People would say that it is visible in our culture of fuck-buddies.  I suppose so though I don’t usually have one-night stands. I have once or twice and it was quite fun but I tend to sleep with someone because I find them physically attractive AND I genuinely find their substance attractive as well.  But lets be honest as well, everyone loves a good fuck and sometimes substance allows that and sometimes the optionality of the person is enough to make it utterly enjoyable.

Does that mean I think we’re optional? No, still no. I wish we weren’t optional.  That’s how friendships, relationships, most things end.  We lose the substance or never care about it in the first place.  Our conversations become dictated by petty or irrelevant banter, mediocrity and banality.  When this happens we forget substance and we become optional.

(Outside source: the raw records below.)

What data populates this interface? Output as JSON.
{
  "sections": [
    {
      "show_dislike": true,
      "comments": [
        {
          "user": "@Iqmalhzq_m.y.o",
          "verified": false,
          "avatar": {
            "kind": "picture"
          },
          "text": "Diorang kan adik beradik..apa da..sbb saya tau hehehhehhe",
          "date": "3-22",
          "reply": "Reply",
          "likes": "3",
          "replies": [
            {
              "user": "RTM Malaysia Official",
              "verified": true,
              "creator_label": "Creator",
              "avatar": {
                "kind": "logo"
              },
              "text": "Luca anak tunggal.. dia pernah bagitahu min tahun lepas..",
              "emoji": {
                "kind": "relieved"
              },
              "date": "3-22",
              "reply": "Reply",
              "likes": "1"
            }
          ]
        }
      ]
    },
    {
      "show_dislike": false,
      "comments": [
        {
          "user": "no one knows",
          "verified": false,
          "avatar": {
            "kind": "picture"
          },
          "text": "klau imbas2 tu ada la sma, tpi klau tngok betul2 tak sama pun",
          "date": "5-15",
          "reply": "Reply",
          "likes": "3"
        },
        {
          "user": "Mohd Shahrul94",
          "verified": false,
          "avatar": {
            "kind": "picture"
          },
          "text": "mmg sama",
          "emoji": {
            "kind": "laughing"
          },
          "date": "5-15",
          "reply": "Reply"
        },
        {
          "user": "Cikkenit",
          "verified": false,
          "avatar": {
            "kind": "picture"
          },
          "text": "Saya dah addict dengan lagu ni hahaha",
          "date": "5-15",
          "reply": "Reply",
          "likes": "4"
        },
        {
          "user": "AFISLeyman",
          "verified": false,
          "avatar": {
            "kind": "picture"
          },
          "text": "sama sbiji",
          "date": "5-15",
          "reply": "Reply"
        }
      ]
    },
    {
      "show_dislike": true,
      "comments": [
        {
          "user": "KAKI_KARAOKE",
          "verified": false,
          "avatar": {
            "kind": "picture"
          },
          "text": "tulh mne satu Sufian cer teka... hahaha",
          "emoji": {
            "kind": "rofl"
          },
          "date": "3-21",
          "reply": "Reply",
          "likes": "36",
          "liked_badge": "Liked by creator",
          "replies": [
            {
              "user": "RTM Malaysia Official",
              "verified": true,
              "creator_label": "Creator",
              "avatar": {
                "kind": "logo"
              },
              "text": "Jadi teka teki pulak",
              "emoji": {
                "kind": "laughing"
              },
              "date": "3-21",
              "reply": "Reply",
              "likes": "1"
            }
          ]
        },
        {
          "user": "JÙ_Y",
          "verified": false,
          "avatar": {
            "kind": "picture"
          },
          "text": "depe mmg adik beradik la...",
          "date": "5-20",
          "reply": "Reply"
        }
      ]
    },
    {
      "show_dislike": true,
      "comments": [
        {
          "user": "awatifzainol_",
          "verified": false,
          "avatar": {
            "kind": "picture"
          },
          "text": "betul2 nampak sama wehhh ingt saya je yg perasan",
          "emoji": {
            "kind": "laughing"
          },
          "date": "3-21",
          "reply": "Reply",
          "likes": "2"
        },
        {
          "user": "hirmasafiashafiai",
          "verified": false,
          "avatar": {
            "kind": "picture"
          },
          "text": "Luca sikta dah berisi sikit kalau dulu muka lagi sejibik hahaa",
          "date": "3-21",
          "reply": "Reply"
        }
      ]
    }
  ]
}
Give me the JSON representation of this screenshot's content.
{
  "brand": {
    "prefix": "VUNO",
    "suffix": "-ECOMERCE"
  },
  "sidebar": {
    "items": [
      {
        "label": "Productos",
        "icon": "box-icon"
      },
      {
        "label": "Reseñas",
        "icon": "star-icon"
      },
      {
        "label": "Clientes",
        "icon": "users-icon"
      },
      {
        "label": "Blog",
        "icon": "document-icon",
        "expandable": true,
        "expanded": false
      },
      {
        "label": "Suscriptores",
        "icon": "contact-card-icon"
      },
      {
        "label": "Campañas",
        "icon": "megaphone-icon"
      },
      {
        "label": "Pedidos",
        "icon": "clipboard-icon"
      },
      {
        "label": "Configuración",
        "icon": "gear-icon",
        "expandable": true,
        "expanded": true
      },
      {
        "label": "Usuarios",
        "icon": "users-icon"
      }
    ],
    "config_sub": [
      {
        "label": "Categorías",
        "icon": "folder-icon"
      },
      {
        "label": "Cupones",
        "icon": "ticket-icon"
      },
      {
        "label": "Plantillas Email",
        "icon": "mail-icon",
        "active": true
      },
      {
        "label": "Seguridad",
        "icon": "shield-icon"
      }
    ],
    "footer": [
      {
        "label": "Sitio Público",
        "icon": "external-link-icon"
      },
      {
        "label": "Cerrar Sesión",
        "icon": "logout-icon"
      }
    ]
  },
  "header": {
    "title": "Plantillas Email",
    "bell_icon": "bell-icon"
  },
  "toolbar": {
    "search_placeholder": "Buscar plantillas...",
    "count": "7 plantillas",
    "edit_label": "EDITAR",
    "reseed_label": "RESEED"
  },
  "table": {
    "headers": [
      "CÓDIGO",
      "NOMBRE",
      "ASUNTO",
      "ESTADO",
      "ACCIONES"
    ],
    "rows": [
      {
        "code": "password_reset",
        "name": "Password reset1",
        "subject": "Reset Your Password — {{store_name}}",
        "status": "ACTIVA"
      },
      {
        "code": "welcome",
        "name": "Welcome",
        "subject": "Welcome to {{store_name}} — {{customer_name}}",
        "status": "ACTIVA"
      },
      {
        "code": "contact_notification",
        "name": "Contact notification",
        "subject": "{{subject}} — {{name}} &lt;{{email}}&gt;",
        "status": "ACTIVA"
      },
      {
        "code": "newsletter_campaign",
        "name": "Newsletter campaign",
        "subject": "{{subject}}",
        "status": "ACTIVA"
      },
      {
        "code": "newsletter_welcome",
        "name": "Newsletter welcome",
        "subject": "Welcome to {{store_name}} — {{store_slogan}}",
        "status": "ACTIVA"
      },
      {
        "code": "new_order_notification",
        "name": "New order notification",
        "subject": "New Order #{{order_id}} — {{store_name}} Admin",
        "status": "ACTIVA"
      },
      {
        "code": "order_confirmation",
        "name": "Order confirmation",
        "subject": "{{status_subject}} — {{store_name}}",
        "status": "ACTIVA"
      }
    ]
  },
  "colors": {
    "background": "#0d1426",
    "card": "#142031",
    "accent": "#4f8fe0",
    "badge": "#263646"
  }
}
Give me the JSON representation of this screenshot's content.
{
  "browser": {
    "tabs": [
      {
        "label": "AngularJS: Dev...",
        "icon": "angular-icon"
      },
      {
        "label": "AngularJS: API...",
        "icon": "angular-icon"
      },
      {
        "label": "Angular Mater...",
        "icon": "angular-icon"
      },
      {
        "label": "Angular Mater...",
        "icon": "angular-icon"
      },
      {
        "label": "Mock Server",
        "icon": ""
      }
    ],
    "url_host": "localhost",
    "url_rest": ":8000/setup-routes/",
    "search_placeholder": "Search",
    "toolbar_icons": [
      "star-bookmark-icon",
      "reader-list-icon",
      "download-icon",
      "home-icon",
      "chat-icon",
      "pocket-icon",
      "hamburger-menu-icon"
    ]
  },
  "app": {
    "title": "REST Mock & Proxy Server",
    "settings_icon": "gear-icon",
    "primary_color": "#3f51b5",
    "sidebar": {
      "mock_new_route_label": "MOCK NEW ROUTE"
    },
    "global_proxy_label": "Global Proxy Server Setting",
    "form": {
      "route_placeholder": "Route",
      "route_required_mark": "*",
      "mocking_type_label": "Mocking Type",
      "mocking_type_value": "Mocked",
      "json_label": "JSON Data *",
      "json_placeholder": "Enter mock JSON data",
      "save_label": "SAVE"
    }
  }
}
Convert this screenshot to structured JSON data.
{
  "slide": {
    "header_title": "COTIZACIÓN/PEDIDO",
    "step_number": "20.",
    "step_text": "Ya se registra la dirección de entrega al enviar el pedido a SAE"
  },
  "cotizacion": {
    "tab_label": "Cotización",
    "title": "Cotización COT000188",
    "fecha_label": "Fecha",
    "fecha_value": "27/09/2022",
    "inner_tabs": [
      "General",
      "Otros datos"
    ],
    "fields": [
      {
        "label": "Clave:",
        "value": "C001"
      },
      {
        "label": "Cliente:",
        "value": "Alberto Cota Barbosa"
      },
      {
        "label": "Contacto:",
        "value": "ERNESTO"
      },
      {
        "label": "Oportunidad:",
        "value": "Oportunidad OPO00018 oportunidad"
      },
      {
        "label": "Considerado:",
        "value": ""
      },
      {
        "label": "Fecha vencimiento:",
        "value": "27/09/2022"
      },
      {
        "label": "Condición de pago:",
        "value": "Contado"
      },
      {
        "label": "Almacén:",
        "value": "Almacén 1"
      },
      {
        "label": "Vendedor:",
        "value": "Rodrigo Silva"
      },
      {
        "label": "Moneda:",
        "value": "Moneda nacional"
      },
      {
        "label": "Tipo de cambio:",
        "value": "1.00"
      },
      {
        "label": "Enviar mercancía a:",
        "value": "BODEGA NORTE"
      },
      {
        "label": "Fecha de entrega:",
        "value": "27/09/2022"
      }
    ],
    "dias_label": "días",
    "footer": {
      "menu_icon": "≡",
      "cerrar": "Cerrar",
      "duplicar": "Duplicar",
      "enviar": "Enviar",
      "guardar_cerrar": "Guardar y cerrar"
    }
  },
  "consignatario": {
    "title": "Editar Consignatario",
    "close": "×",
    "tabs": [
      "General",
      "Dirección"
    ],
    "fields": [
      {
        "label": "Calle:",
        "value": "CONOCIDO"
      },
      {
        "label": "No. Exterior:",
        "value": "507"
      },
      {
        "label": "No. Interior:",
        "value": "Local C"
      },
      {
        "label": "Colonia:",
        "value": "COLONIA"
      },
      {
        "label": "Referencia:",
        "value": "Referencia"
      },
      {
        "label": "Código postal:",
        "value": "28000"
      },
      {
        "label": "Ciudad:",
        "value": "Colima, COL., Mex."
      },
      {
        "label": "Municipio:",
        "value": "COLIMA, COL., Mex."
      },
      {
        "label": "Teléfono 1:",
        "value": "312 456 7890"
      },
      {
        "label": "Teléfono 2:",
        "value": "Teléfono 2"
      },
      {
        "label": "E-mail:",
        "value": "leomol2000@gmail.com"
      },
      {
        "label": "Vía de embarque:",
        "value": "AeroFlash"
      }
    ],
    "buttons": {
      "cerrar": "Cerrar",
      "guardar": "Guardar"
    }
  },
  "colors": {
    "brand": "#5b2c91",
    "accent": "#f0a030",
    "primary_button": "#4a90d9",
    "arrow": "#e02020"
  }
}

We’re truly not optional unless you only care about the societal and cultural repercussions of existence.  At that point you create optionality for yourself.  And as Twenge pointed out, that is no way to live.  As Kerouac put it, “the only people for me are the mad ones, the ones who are mad to live, mad to talk, mad to be saved, desirous of everything at the same time, the ones who never yawn or say a commonplace thing, but burn, burn, burn like fabulous yellow roman candles exploding like spiders across the stars.” Those people are the ones who have gone above the optionality of our cultural norms.

I am not optional. I’m just labeled as such.

 

2 thoughts on “I Am Optional. Life is Not.

  1. I must say, I was intrigued for the first 7 paragraphs. You are obviously bright, a good writer, a bit of a philosopher/thinker – all of which was me back (way back) in the day. So I understand the appeal. And many of your observations about your generation not being terribly unique are accurate. What I would (humbly) recommend, is to hone your information/observances/considerations and streamline. Sometimes less is more and as you state – you have just so much time to grab someone’s (maybe a very busy someone’s) attention. Good luck, you’ve got talent.

    • Thanks! I really appreciate it. I had it pretty streamlined when I started but I got sidetracked toward the end and lost my steam I had going. Would you recommend doing outlines before writing posts? I’ll go back sometime today or tomorrow and do some editing to make it more concise.